“Well, now, I’m going to have to be honest with you. Our bookkeeper
has come across some discrepancies in the accounts. It looks like Lucy Ackerman has
just walked off with half a million dollars entrusted to us.”
“How’d she manage that?”
I was picturing Lucy Ackerman, free of those truck-busting kids, lying on a beach
in Rio, slurping some kind of rum drink out of a coconut.
Mr. Sotherland looked pained. “In the most straightforward manner imaginable,” he
said. “It looks like she opened a new bank account at a branch in Montebello and deposited
ten checks that should have gone into other accounts. Last Friday, she withdrew over
five hundred thousand dollars in cash, claiming we were closing out a big real estate
deal. We found the passbook in her bottom drawer.” He tossed the booklet across the
desk to me and I picked it up. The word VOID had been punched into the pages in a series of holes. A quick glance showed ten deposits
at intervals dating back over the past three months and a zero balance as of last
Friday’s date.
“Didn’t anybody else double-check this stuff?”
“We’d just undergone our annual audit in June. Everything was fine. We trusted this
woman implicitly and had every reason to.”
“You discovered the loss this morning?”
“Yes, ma’am, but I’ll admit I was suspicious Friday night when Robert Ackerman called
me at home. It was completely unlike that woman to disappear without a word. She’s
worked here eight years and she’s been punctual and conscientious since the day she
walked in.”
“Well, punctual at any rate,” I said. “Have you notified the police?”
“I was just about to do that. I’ll have to alert the Department of Corporations, too.
God, I can’t believe she did this to us. I’ll be fired. They’ll probably shut this
entire office down.”
“Would you mind if I had a quick look around?”
“To what end?”
“There’s always a chance we can figure out where she went. If we move fast enough,
maybe we can catch her before she gets away with it.”
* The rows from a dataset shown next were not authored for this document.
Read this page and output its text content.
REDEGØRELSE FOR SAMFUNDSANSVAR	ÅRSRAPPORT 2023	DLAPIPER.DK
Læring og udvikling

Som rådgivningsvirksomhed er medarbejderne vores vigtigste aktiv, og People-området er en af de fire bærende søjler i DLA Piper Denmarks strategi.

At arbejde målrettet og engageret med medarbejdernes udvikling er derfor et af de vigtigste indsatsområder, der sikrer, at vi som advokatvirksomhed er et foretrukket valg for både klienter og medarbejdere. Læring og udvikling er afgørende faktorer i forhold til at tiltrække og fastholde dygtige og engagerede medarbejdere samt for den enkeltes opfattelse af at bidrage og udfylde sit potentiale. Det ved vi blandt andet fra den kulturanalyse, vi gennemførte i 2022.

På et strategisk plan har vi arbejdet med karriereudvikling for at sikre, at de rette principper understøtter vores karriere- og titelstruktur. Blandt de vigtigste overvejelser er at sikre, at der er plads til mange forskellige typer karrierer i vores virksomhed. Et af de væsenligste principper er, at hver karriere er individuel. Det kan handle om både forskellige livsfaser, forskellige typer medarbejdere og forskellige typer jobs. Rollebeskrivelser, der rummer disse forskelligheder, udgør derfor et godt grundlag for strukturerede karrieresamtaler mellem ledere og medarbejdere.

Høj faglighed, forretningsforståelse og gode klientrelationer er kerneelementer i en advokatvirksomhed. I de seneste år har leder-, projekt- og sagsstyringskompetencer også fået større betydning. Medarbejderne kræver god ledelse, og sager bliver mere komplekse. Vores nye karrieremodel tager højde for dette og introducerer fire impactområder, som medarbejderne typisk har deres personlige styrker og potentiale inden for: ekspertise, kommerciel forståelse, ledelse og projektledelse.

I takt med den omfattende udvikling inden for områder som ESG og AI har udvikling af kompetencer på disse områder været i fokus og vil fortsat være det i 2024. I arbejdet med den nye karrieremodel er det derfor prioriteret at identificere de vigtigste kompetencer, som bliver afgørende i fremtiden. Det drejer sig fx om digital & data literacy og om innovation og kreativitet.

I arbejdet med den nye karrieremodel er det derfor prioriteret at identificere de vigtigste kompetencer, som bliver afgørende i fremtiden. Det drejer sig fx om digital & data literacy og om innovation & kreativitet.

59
“Well, I doubt that,” he said. “The last anybody saw her was Friday afternoon. That’s
two full days. She could be anywhere by now.”
“Mr. Sotherland, her husband has already authorized three hundred dollars’ worth of
my time. Why not take advantage of it?”
He stared at me. “Won’t the police object?”
“Probably. But I don’t intend to get in anybody’s way, and whatever I find out, I’ll
turn over to them. They may not be able to get a fraud detective out here until late
morning, anyway. If I get a line on her, it’ll make you look good to the company
and
to the cops.”
He gave a sigh of resignation and waved his hand. “Hell, I don’t care. Do what you
want.”
When I left his office, he was putting the call through to the police department.
I SAT BRIEFLY at Lucy’s desk, which was neat and well organized. Her drawers contained the usual
office supplies, no personal items at all. There was a calendar on her desktop, one
of those loose-leaf affairs with a page for each day. I checked back through the past
couple of months. The only personal notation was for an appointment at the Women’s
Health Center August 2 and a second visit last Friday afternoon. It must have been
a busy day for Lucy, what with a doctor’s appointment and ripping off her company
for half a million bucks. I made a note of the address she’d penciled in at the time
of her first visit. The other two women in the office were keeping an eye on me, I
noticed, though both pretended to be occupied with paperwork.
When I finished my search, I got up and crossed the room to Mrs. Merriman’s desk.
“Is there any way I can make a copy of the passbook for that account Mrs. Ackerman
opened?”
“Well, yes, if Mr. Sotherland approves,” she said.
“I’m also wondering where she kept her coat and purse during the day.”